Le présent rapport se fonde sur les résultats de l’étude PRECISE réalisée par un contractant externe 3 . Dans le cadre de cette étude, les publications scientifiques disponibles sur les risques pour la santé liés aux cigarettes électroniques rechargeables et les données des centres antipoison de huit États membres ont été passées en revue, et des analyses chimiques d’échantillons de cigarettes électroniques ont été effectuées. Le contractant a également mené une enquête auprès de l’industrie de la cigarette électronique pour déterminer quels étaient, selon elle, les principaux risques associés aux cigarettes électroniques rechargeables. La Commission a soigneusement examiné les risques liés aux cigarettes électroniques rechargeables recensés par les États membres et a discuté du présent rapport avec le groupe d’experts sur la politique du tabac et son sous-groupe sur les cigarettes électroniques 4 . Le présent rapport contient également des informations ressortant des discussions qui ont été menées avec les autorités de réglementation internationales.

Réglementation des cigarettes électroniques en vertu de la directive sur les produits du tabac

L’article 20 de la directive sur les produits du tabac fixe un certain nombre d’exigences de sécurité et de qualité pour les cigarettes électroniques contenant de la nicotine destinées au marché de consommation. Ces cigarettes électroniques destinées aux consommateurs peuvent être jetables ou rechargeables au moyen d’une cartouche ou d’un flacon de recharge contenant un e-liquide.

Les fabricants et les importateurs doivent notifier leurs produits aux autorités compétentes des États membres (article 20, paragraphe 2). Cette notification doit comporter des informations sur les ingrédients et les émissions, sur les données toxicologiques, sur le dosage et l’inhalation de nicotine, ainsi que fournir une description du dispositif et du processus de production. Les fabricants doivent également soumettre chaque année aux États membres des données sur les ventes ainsi que des informations sur les préférences des consommateurs (article 20, paragraphe 7). Les fabricants et les importateurs sont tenus de collecter des informations relatives aux effets indésirables présumés sur la santé humaine et de prendre immédiatement des mesures correctives s’ils pensent que leurs produits ne sont pas sûrs (article 20, paragraphe 9).

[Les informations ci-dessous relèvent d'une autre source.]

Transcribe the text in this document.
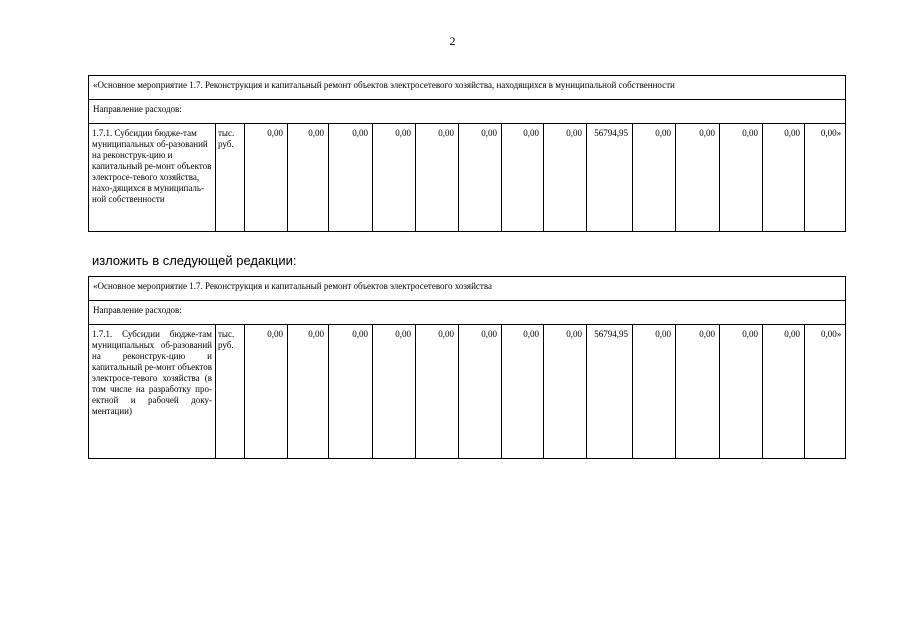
2
«Основное мероприятие 1.7. Реконструкция и капитальный ремонт объектов электросетевого хозяйства, находящихся в муниципальной собственности
Направление расходов:
1.7.1. Субсидии бюдже-там муниципальных об-разований на реконструк-цию и капитальный ре-монт объектов электросе-тевого хозяйства, нахо-дящихся в муниципаль-ной собственности	тыс. руб.	0,00	0,00	0,00	0,00	0,00	0,00	0,00	0,00	56794,95	0,00	0,00	0,00	0,00	0,00»
изложить в следующей редакции:
«Основное мероприятие 1.7. Реконструкция и капитальный ремонт объектов электросетевого хозяйства
Направление расходов:
1.7.1. Субсидии бюдже-там муниципальных об-разований на реконструк-цию и капитальный ре-монт объектов электросе-тевого хозяйства (в том числе на разработку про-ектной и рабочей доку-ментации)	тыс. руб.	0,00	0,00	0,00	0,00	0,00	0,00	0,00	0,00	56794,95	0,00	0,00	0,00	0,00	0,00»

La directive limite la quantité de nicotine pouvant être présente dans les cigarettes électroniques et les flacons de recharge destinés aux consommateurs. Ainsi, les e-liquides ne doivent pas contenir plus de 20 mg/ml de nicotine [article 20, paragraphe 3, point b)], les réservoirs et les cartouches ne doivent pas excéder un volume de 2 ml et les flacons de recharge un volume de 10 ml [article 20, paragraphe 3, point a)]. Les cigarettes électroniques et les flacons de recharge doivent aussi être munis d’un dispositif de sécurité pour enfants, être inviolables et être vendus accompagnés de consignes d’utilisation et d’avertissements sanitaires [article 20, paragraphe 3, point g), et paragraphe 4, points a) et b)].

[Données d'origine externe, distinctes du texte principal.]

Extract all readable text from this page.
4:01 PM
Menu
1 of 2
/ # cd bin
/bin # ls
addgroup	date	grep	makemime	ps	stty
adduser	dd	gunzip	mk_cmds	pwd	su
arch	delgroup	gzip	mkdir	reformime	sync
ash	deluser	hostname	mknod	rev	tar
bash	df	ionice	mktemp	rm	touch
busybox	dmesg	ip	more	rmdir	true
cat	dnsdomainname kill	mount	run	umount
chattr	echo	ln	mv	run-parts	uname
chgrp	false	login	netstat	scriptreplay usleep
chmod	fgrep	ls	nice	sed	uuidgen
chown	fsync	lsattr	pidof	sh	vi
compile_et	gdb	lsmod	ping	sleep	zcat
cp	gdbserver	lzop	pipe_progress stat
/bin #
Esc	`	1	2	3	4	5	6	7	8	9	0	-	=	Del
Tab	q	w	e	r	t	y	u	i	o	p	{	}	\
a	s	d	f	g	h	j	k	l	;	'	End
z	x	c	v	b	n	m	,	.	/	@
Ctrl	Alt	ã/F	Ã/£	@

Risques potentiels pour la santé publique

La Commission a recensé quatre risques principaux liés à l’utilisation des cigarettes électroniques rechargeables, à savoir: 1) l’intoxication par ingestion d’e-liquides contenant de la nicotine (notamment chez les jeunes enfants), 2) des réactions cutanées suite au contact de la peau avec des eliquides contenant de la nicotine et d’autres produits irritants, 3) les risques associés aux mélanges «faits maison» et 4) les risques découlant de l’utilisation de combinaisons non testées d’eliquides et de dispositifs ou de la personnalisation du matériel.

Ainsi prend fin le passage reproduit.